Even wearing sleepers for church can’t take that away.

Upland Community Church — I’m not sneaking out now!

Your Extraordinary Ordinary: Has the pandemic changed your church?

Senior Wannabes

Do you know any senior wannabes?

Underclassmen — especially freshmen — have always envied these advanced aristocrats.

As a lowly 15-year-old with a learner’s permit, I drove with Mom beside me. Seniors, on the other hand, often drove in their own cars, the ultimate in coolness.

While we freshmen sweated Algebra I and basic biology, seniors studied calculus and genetics. They were the star quarterbacks, the strutters on the musical stage, the academic superstars. They wore their steadies’ class rings wound with angora. Their slips didn’t show, their shoestrings didn’t trip them, and when they laughed in the cafeteria, chocolate milk never squirted out their noses.

At our school, they owned the Senior Circle, etched into the floor. Underclassmen caught touching it scrubbed the Circle with toothbrushes while the entire school watched.

Even when a senior, I stepped into the Circle only once — ready to hit the floor if attacked by toothbrushes.

For me, the Senior Circle didn’t live up to its billing.

Neither did the fabled senior year. I still didn’t understand algebra. The starring role in the musical went to somebody else. I achieved my driver’s license, only to have two accidents. I gained the boyfriend, then had to give back the class ring. Graduation was bittersweet, with many goodbyes.

Strangely, reverting to freshman status recharged my batteries. I explored a fascinating, new world: college.

Decades later, I’ve achieved senior status again. Not many wannabes stand in line to join me.

Who signed me up for this senior club when I wasn’t looking? I still don’t know algebra. I hear not-so-distant rumbles about taking drivers’ tests again. (Noooooo!) Starring roles go to younger people.

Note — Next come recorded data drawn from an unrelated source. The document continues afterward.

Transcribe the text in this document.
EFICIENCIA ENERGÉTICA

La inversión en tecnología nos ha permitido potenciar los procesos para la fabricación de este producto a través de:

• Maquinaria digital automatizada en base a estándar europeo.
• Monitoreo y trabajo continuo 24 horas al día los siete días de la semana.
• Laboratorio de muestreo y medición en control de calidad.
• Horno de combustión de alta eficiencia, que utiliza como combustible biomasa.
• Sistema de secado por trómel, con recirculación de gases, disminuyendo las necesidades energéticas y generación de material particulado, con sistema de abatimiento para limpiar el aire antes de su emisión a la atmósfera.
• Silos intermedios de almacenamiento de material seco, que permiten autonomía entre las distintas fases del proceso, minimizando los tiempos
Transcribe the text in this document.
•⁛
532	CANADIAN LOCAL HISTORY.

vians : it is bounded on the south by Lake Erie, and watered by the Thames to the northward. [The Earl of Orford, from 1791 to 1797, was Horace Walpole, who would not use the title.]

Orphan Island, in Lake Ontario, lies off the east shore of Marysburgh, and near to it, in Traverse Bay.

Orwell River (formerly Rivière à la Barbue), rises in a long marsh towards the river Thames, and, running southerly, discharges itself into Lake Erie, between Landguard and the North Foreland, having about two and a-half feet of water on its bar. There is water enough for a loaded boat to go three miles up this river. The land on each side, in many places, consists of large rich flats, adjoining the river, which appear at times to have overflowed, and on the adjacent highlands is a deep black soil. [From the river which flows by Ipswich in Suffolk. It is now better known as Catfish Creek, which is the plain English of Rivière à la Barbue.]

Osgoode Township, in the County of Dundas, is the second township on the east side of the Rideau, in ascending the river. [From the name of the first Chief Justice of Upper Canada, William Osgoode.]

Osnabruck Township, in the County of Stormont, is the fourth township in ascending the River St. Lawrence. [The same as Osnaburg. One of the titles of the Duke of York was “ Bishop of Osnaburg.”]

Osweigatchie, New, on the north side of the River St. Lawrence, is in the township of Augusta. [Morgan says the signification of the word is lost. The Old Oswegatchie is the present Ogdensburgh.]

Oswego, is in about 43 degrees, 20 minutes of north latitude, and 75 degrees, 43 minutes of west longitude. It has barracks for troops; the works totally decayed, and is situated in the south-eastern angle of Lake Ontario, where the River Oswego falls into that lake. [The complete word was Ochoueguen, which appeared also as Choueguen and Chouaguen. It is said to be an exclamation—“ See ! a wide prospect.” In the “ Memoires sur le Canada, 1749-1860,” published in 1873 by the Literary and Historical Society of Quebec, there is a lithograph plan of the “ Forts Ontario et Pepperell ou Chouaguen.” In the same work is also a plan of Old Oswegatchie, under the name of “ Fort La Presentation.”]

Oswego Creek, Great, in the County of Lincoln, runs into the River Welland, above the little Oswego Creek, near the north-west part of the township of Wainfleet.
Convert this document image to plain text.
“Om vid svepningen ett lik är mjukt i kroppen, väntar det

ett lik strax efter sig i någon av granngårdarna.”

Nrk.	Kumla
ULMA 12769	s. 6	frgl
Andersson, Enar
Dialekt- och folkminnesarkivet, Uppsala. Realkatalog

Where’s the Senior Circle in all this?

Image by Erika Wittlieb from Pixabay.

For many of us, grandchildren light it up like a movie marquee. No angora adorns our rings, but they’ve worn sweet grooves into our fingers and our hearts. Longtime friends, belly-laugh memories, and watch-TV dinners in which we don’t have to be good examples fill our days. Quiet wisdom gained only by those who have walked the road, won and lost — all these and more make our Senior Circle special.

Best of all, the God who drafted 80-year-old Moses to lead a national exodus still inhabits the Senior Circle. He inspired Caleb, a geriatric commando, to conquer a mountain inhabited by giants. He told 87-year-old Anna a secret few knew: the newborn she blessed at the temple was Jesus, the Savior of the world — including seniors.

God urges us to live, grow and achieve, and to look forward to graduation. Yes, it will be bittersweet with many goodbyes.

But we can become heavenly freshmen, exploring the infinite, fascinating world we will inhabit forever with Jesus.

Your Extraordinary Ordinary: What do you think of growing older?